When configuring event based replication with pathPrefix in 7.27.4+, any file that does not match the pathPrefix still creates replication events, but only the file path is replicated. This means if you have a docker repository with event-based replication and a pathPrefix of /test/path/, when you push an image of /test/path/test/image it will replicate over. An image of /different/path/to/image should not replicate, but it still triggers the replication for the folders. This creates empty folders under /different/path/to/, and then the image replication is skipped (due to the pathPrefix).
This causes tons of empty folders to appear, which can be a security issue if you show information to the destination repository that should not be there (project names, sensitive information, etc). Additionally this is creating a large amount of replication events which creates a heavily increased load on the systems, making them prone to instability.
What is the expected behavior?
Before 7.27.4, the replication only occurred if the file path matched the pathPrefix. If the did not match, then replication skipped over both the file and the folders.
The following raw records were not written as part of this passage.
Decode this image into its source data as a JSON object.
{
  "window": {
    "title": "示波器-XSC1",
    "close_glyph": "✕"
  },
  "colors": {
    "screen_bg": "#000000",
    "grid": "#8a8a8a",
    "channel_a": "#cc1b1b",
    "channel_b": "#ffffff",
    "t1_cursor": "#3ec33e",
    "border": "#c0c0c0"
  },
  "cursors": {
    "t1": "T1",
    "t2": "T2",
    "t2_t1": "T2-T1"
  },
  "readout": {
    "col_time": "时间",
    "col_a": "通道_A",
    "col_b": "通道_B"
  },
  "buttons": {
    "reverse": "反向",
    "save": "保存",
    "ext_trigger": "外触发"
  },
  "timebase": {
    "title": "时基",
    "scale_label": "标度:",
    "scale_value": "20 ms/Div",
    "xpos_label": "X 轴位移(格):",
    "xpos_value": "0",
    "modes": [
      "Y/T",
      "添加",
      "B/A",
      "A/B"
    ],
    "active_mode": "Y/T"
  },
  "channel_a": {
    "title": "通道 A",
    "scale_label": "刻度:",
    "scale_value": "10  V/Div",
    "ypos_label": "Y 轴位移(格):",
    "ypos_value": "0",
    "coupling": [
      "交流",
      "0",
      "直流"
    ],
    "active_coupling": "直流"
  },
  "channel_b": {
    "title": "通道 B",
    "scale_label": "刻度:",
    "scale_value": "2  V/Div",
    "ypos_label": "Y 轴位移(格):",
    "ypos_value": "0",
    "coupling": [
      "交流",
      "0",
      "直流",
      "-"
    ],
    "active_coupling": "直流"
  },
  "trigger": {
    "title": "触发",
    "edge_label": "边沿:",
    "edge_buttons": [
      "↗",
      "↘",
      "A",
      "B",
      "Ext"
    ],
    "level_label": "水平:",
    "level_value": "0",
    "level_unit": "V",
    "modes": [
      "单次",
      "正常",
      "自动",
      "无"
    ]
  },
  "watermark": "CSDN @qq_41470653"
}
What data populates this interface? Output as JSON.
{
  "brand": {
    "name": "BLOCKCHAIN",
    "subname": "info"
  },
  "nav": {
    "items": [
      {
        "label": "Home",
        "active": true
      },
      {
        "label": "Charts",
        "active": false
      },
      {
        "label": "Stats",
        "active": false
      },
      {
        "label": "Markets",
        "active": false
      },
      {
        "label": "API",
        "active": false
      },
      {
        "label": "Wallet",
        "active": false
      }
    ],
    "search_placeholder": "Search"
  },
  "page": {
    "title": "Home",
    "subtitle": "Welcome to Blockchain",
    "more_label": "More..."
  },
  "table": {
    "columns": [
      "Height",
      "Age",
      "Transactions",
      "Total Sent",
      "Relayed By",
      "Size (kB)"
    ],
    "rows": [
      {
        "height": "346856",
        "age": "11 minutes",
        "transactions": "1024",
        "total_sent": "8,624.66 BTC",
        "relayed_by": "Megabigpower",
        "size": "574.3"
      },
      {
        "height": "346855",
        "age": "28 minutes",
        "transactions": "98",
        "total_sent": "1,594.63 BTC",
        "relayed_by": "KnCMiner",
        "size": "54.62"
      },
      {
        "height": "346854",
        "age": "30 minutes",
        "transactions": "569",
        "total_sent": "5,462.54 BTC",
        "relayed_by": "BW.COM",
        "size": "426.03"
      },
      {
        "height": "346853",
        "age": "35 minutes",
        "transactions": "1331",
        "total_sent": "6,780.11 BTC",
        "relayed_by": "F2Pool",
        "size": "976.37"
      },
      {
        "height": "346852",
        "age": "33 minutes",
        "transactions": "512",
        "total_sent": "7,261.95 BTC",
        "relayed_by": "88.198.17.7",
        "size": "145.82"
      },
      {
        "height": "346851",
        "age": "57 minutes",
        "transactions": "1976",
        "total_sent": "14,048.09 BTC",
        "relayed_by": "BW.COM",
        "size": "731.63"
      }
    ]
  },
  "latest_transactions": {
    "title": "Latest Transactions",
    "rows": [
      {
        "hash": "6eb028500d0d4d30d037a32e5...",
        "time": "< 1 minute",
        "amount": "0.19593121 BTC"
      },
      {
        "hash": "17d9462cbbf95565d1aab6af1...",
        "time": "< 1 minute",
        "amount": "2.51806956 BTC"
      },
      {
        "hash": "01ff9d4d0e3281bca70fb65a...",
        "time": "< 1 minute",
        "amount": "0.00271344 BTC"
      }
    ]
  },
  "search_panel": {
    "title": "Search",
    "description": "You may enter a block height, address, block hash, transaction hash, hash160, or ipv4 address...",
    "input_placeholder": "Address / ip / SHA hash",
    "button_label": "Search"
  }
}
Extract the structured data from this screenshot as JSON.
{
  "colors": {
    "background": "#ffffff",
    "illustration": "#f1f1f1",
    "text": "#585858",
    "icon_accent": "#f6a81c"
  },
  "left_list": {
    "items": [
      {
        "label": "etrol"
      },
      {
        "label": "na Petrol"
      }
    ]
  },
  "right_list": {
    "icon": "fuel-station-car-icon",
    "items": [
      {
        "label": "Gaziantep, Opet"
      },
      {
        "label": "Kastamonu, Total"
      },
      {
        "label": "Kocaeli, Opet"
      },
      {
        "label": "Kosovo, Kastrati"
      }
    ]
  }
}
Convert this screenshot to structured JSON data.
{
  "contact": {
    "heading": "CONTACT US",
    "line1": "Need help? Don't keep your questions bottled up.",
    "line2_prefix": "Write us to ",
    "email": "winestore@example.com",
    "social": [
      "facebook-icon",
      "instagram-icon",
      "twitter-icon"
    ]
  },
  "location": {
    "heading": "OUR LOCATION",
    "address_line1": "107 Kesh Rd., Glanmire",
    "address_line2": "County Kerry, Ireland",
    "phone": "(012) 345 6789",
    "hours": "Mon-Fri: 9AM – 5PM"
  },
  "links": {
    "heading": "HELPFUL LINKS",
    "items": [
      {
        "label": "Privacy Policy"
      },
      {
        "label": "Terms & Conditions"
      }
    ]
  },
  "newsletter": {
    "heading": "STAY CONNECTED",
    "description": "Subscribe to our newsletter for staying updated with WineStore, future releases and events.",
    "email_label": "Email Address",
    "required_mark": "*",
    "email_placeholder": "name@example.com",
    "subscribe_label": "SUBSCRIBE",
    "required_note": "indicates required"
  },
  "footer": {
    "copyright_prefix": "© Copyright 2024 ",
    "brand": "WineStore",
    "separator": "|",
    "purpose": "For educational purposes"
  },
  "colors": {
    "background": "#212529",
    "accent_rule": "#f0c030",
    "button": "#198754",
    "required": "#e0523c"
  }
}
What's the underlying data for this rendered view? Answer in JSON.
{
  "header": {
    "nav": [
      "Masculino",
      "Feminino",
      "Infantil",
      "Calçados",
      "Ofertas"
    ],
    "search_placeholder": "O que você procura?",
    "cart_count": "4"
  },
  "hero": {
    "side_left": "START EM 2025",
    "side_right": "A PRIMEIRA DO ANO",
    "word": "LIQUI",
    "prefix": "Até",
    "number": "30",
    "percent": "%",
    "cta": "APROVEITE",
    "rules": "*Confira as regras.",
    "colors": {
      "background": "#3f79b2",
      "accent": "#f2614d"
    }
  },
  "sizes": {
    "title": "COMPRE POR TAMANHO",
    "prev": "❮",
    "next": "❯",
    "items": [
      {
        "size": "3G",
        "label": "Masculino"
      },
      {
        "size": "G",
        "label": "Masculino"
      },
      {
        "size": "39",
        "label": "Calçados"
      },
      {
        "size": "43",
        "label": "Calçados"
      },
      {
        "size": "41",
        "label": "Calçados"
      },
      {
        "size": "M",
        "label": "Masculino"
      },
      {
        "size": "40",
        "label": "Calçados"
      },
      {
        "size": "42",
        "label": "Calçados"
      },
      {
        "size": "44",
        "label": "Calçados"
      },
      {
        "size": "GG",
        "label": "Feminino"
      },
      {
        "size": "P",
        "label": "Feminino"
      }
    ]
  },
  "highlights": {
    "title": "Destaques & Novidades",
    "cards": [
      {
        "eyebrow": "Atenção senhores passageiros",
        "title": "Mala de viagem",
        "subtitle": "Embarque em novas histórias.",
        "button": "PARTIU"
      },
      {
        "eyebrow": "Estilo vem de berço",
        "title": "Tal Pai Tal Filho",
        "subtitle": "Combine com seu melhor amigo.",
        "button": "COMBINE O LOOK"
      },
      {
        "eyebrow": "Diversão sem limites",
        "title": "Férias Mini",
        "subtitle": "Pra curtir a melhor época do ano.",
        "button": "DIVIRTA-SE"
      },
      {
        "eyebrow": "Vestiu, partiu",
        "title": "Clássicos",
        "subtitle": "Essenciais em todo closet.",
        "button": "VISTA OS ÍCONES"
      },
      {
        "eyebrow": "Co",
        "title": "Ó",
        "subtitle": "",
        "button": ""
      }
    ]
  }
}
Currently, only the file is skipped, the folders are still replicated.
Steps to reproduce: (On a clean environment)
Set up two instances, one source and one destination. Set up event based replication from the source to the destination with a specific pathPrefix, then upload a file that does not match the pathPrefix. You will see the destination now has empty folders created.
To further portray the issue, I've provided an image below. The pathPrefix was /docker-path/, so when I uploaded an image under docker-path/test/tutum/dnsutils it replicated an image, but any other path is replicating over a path of empty folders.